A total of 43 companies have launched IPOs on the Hong Kong Stock Exchange by the end of September this year, raising HK$58.7 billion (US$7.6 billion), Deloitte Touche Tohmatsu said in a report yesterday.

The proceeds represented a year-on-year increase of 31.3 percent, with nearly one-third of the proceeds coming from 21 IPOs that were completed in the third quarter, according to the report.

"The number of listings and proceeds have ridden on the stock market's momentum generated after a wave of news on the positive signs of the Chinese economy," said Dick Kay, Eastern China Regional Partner of the National Public Offering Group of Deloitte China.

Kay said market indicators including the size of the five largest IPOs, the number of listing applications, the offer price and the average first-day return all improved by double-digit numbers or percentage points over the first three quarters of last year, thanks to ample liquidity and positive sentiment.

So far this year, New York led the global IPO race in terms of proceeds raised. Hong Kong was fifth.

The accounting firm expected the Hong Kong market to see 65 to 75 new offerings by the end of 2013, raising HK$100 billion to HK$130 billion, maintaining its role as one of the top five global IPO centers.

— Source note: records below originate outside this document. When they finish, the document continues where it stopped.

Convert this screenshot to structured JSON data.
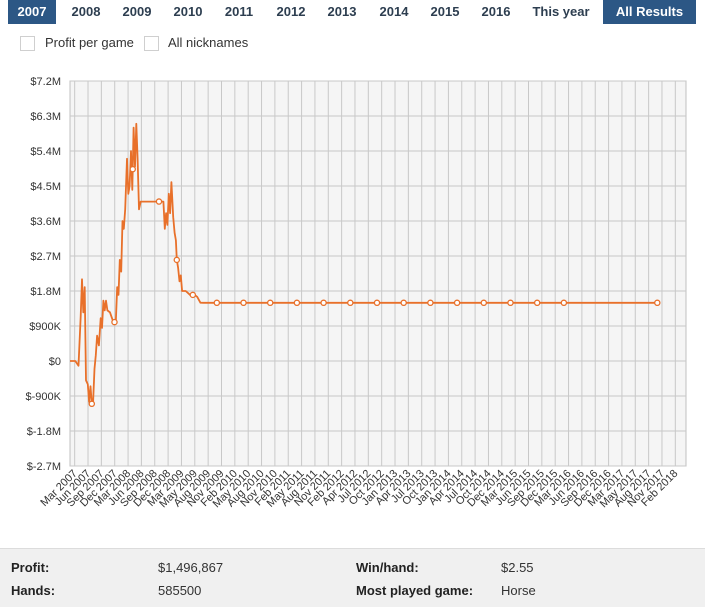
{
  "tabs": [
    {
      "label": "2007",
      "active": true
    },
    {
      "label": "2008",
      "active": false
    },
    {
      "label": "2009",
      "active": false
    },
    {
      "label": "2010",
      "active": false
    },
    {
      "label": "2011",
      "active": false
    },
    {
      "label": "2012",
      "active": false
    },
    {
      "label": "2013",
      "active": false
    },
    {
      "label": "2014",
      "active": false
    },
    {
      "label": "2015",
      "active": false
    },
    {
      "label": "2016",
      "active": false
    },
    {
      "label": "This year",
      "active": false
    },
    {
      "label": "All Results",
      "active": true
    }
  ],
  "filters": {
    "profit_per_game": {
      "label": "Profit per game",
      "checked": false
    },
    "all_nicknames": {
      "label": "All nicknames",
      "checked": false
    }
  },
  "colors": {
    "line": "#e8702a",
    "tab_active": "#2c5785",
    "grid": "#c8c8c8",
    "plot_bg": "#f5f5f5"
  },
  "chart_data": {
    "type": "line",
    "title": "",
    "xlabel": "",
    "ylabel": "",
    "ylim": [
      -2700000,
      7200000
    ],
    "y_ticks": [
      -2700000,
      -1800000,
      -900000,
      0,
      900000,
      1800000,
      2700000,
      3600000,
      4500000,
      5400000,
      6300000,
      7200000
    ],
    "y_tick_labels": [
      "$-2.7M",
      "$-1.8M",
      "$-900K",
      "$0",
      "$900K",
      "$1.8M",
      "$2.7M",
      "$3.6M",
      "$4.5M",
      "$5.4M",
      "$6.3M",
      "$7.2M"
    ],
    "x_tick_labels": [
      "Mar 2007",
      "Jun 2007",
      "Sep 2007",
      "Dec 2007",
      "Mar 2008",
      "Jun 2008",
      "Sep 2008",
      "Dec 2008",
      "Mar 2009",
      "May 2009",
      "Aug 2009",
      "Nov 2009",
      "Feb 2010",
      "May 2010",
      "Aug 2010",
      "Nov 2010",
      "Feb 2011",
      "May 2011",
      "Aug 2011",
      "Nov 2011",
      "Feb 2012",
      "Apr 2012",
      "Jul 2012",
      "Oct 2012",
      "Jan 2013",
      "Apr 2013",
      "Jul 2013",
      "Oct 2013",
      "Jan 2014",
      "Apr 2014",
      "Jul 2014",
      "Oct 2014",
      "Dec 2014",
      "Mar 2015",
      "Jun 2015",
      "Sep 2015",
      "Dec 2015",
      "Mar 2016",
      "Jun 2016",
      "Sep 2016",
      "Dec 2016",
      "Mar 2017",
      "May 2017",
      "Aug 2017",
      "Nov 2017",
      "Feb 2018"
    ],
    "grid": true,
    "legend": "none",
    "series": [
      {
        "values": [
          [
            0,
            0
          ],
          [
            1.2,
            0
          ],
          [
            1.9,
            -120000
          ],
          [
            2.4,
            1150000
          ],
          [
            2.7,
            2100000
          ],
          [
            3.0,
            1250000
          ],
          [
            3.3,
            1900000
          ],
          [
            3.6,
            -500000
          ],
          [
            4.0,
            -600000
          ],
          [
            4.3,
            -1050000
          ],
          [
            4.6,
            -650000
          ],
          [
            4.9,
            -1100000
          ],
          [
            5.2,
            -1050000
          ],
          [
            5.5,
            -200000
          ],
          [
            5.8,
            150000
          ],
          [
            6.1,
            650000
          ],
          [
            6.5,
            400000
          ],
          [
            6.9,
            1100000
          ],
          [
            7.2,
            850000
          ],
          [
            7.5,
            1550000
          ],
          [
            7.8,
            1300000
          ],
          [
            8.1,
            1550000
          ],
          [
            8.4,
            1300000
          ],
          [
            9.0,
            1250000
          ],
          [
            9.6,
            1050000
          ],
          [
            10.0,
            1000000
          ],
          [
            10.3,
            1000000
          ],
          [
            10.6,
            1900000
          ],
          [
            10.9,
            1700000
          ],
          [
            11.2,
            2600000
          ],
          [
            11.5,
            2300000
          ],
          [
            11.8,
            3600000
          ],
          [
            12.1,
            3400000
          ],
          [
            12.4,
            3900000
          ],
          [
            12.8,
            5200000
          ],
          [
            13.1,
            4300000
          ],
          [
            13.4,
            4500000
          ],
          [
            13.7,
            5400000
          ],
          [
            14.0,
            4400000
          ],
          [
            14.3,
            6000000
          ],
          [
            14.6,
            5000000
          ],
          [
            14.9,
            6100000
          ],
          [
            15.2,
            5200000
          ],
          [
            15.5,
            3900000
          ],
          [
            15.9,
            4100000
          ],
          [
            17.0,
            4100000
          ],
          [
            18.0,
            4100000
          ],
          [
            19.0,
            4100000
          ],
          [
            20.0,
            4100000
          ],
          [
            21.0,
            4100000
          ],
          [
            21.3,
            3400000
          ],
          [
            21.6,
            3800000
          ],
          [
            21.9,
            3500000
          ],
          [
            22.2,
            4300000
          ],
          [
            22.5,
            3800000
          ],
          [
            22.8,
            4600000
          ],
          [
            23.2,
            3700000
          ],
          [
            23.5,
            3300000
          ],
          [
            23.8,
            3100000
          ],
          [
            24.0,
            2600000
          ],
          [
            24.3,
            2400000
          ],
          [
            24.6,
            2050000
          ],
          [
            24.9,
            2200000
          ],
          [
            25.2,
            1800000
          ],
          [
            26.0,
            1800000
          ],
          [
            26.5,
            1750000
          ],
          [
            27.0,
            1700000
          ],
          [
            27.2,
            1720000
          ],
          [
            27.6,
            1700000
          ],
          [
            28.0,
            1700000
          ],
          [
            28.6,
            1650000
          ],
          [
            29.3,
            1500000
          ],
          [
            30.0,
            1497000
          ],
          [
            33.0,
            1497000
          ],
          [
            36.0,
            1497000
          ],
          [
            39.0,
            1497000
          ],
          [
            42.0,
            1497000
          ],
          [
            45.0,
            1497000
          ],
          [
            48.0,
            1497000
          ],
          [
            51.0,
            1497000
          ],
          [
            54.0,
            1497000
          ],
          [
            57.0,
            1497000
          ],
          [
            60.0,
            1497000
          ],
          [
            63.0,
            1497000
          ],
          [
            66.0,
            1497000
          ],
          [
            69.0,
            1497000
          ],
          [
            72.0,
            1497000
          ],
          [
            75.0,
            1497000
          ],
          [
            78.0,
            1497000
          ],
          [
            81.0,
            1497000
          ],
          [
            84.0,
            1497000
          ],
          [
            87.0,
            1497000
          ],
          [
            90.0,
            1497000
          ],
          [
            93.0,
            1497000
          ],
          [
            96.0,
            1497000
          ],
          [
            99.0,
            1497000
          ],
          [
            102.0,
            1497000
          ],
          [
            105.0,
            1497000
          ],
          [
            108.0,
            1497000
          ],
          [
            111.0,
            1497000
          ],
          [
            132.0,
            1497000
          ]
        ]
      }
    ],
    "markers_at_x": [
      4.9,
      10.0,
      14.1,
      20.0,
      24.0,
      27.6,
      33.0,
      39.0,
      45.0,
      51.0,
      57.0,
      63.0,
      69.0,
      75.0,
      81.0,
      87.0,
      93.0,
      99.0,
      105.0,
      111.0,
      132.0
    ]
  },
  "stats": {
    "profit_label": "Profit:",
    "profit_value": "$1,496,867",
    "hands_label": "Hands:",
    "hands_value": "585500",
    "winhand_label": "Win/hand:",
    "winhand_value": "$2.55",
    "mostplayed_label": "Most played game:",
    "mostplayed_value": "Horse"
  }
}
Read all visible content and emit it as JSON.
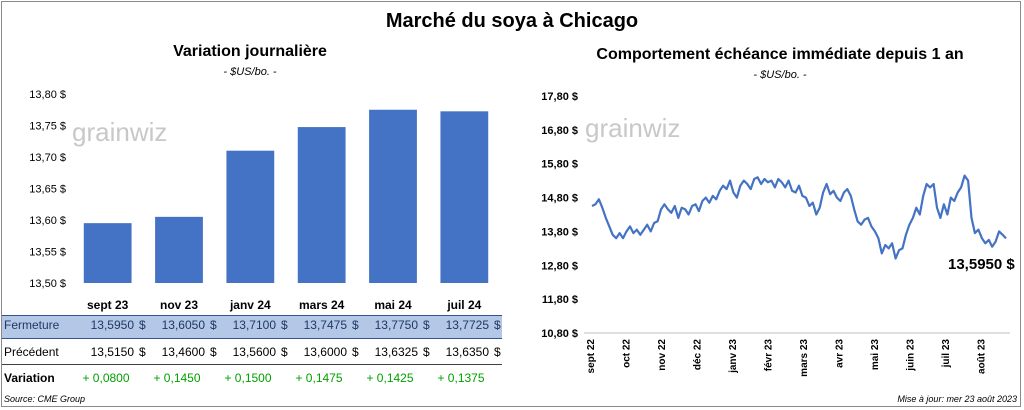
{
  "page": {
    "title": "Marché du soya à Chicago",
    "source": "Source: CME Group",
    "updated": "Mise à jour: mer 23 août 2023",
    "watermark": "grainwiz"
  },
  "left": {
    "title": "Variation journalière",
    "unit": "- $US/bo. -"
  },
  "right": {
    "title": "Comportement échéance immédiate depuis 1 an",
    "unit": "- $US/bo. -",
    "last_label": "13,5950 $"
  },
  "table": {
    "rows": [
      {
        "label": "Fermeture",
        "values": [
          "13,5950",
          "13,6050",
          "13,7100",
          "13,7475",
          "13,7750",
          "13,7725"
        ],
        "unit": "$"
      },
      {
        "label": "Précédent",
        "values": [
          "13,5150",
          "13,4600",
          "13,5600",
          "13,6000",
          "13,6325",
          "13,6350"
        ],
        "unit": "$"
      },
      {
        "label": "Variation",
        "values": [
          "+ 0,0800",
          "+ 0,1450",
          "+ 0,1500",
          "+ 0,1475",
          "+ 0,1425",
          "+ 0,1375"
        ],
        "unit": ""
      }
    ]
  },
  "colors": {
    "bar": "#4472c4",
    "line": "#4472c4",
    "close_row": "#b4c7e7",
    "positive": "#00a000"
  },
  "chart_data": [
    {
      "type": "bar",
      "categories": [
        "sept 23",
        "nov 23",
        "janv 24",
        "mars 24",
        "mai 24",
        "juil 24"
      ],
      "values": [
        13.595,
        13.605,
        13.71,
        13.7475,
        13.775,
        13.7725
      ],
      "ylim": [
        13.5,
        13.8
      ],
      "yticks": [
        13.5,
        13.55,
        13.6,
        13.65,
        13.7,
        13.75,
        13.8
      ],
      "ytick_labels": [
        "13,50 $",
        "13,55 $",
        "13,60 $",
        "13,65 $",
        "13,70 $",
        "13,75 $",
        "13,80 $"
      ],
      "grid": false
    },
    {
      "type": "line",
      "x_labels": [
        "sept 22",
        "oct 22",
        "nov 22",
        "déc 22",
        "janv 23",
        "févr 23",
        "mars 23",
        "avr 23",
        "mai 23",
        "juin 23",
        "juil 23",
        "août 23"
      ],
      "ylim": [
        10.8,
        17.8
      ],
      "yticks": [
        10.8,
        11.8,
        12.8,
        13.8,
        14.8,
        15.8,
        16.8,
        17.8
      ],
      "ytick_labels": [
        "10,80 $",
        "11,80 $",
        "12,80 $",
        "13,80 $",
        "14,80 $",
        "15,80 $",
        "16,80 $",
        "17,80 $"
      ],
      "grid": false,
      "y": [
        14.55,
        14.6,
        14.75,
        14.5,
        14.2,
        13.95,
        13.7,
        13.6,
        13.75,
        13.6,
        13.8,
        13.95,
        13.75,
        13.85,
        13.7,
        13.85,
        14.0,
        13.8,
        14.05,
        14.1,
        14.45,
        14.6,
        14.45,
        14.35,
        14.55,
        14.2,
        14.5,
        14.45,
        14.3,
        14.55,
        14.6,
        14.4,
        14.7,
        14.8,
        14.65,
        14.85,
        14.75,
        15.0,
        15.15,
        15.05,
        15.3,
        14.95,
        14.8,
        15.15,
        15.3,
        15.2,
        15.05,
        15.35,
        15.4,
        15.2,
        15.35,
        15.25,
        15.3,
        15.1,
        15.35,
        15.25,
        15.1,
        15.3,
        15.0,
        14.95,
        15.15,
        14.85,
        14.8,
        14.55,
        14.65,
        14.3,
        14.5,
        14.95,
        15.2,
        14.9,
        15.0,
        14.8,
        14.7,
        14.95,
        15.05,
        14.85,
        14.45,
        14.1,
        14.0,
        14.15,
        14.2,
        13.95,
        13.8,
        13.6,
        13.15,
        13.4,
        13.3,
        13.45,
        13.0,
        13.25,
        13.3,
        13.7,
        14.0,
        14.2,
        14.5,
        14.3,
        14.85,
        15.2,
        15.1,
        15.2,
        14.5,
        14.2,
        14.6,
        14.3,
        14.8,
        14.7,
        14.95,
        15.1,
        15.45,
        15.3,
        14.2,
        13.75,
        13.85,
        13.6,
        13.45,
        13.55,
        13.35,
        13.5,
        13.8,
        13.7,
        13.595
      ]
    }
  ]
}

As for the A-share market on the Chinese mainland, Deloitte said the IPO market, which has been suspended for 11 months, could resume around the Third Plenary Session of the 18th Central Committee of the Communist Party of China in November.

Anthony Wu, China A-Share Capital Market Leader of the National Public Offering Group at Deloitte China, forecasts that around 20 to 30 IPOs on the A-share market would raise funds of approximately 25 billion yuan (US$4.08 billion) to 40 billion yuan by the end of this year.

As of September 26, 748 companies were waiting for China Securities Regulatory Commission approval to launch IPOs on the Shanghai and Shenzhen bourses.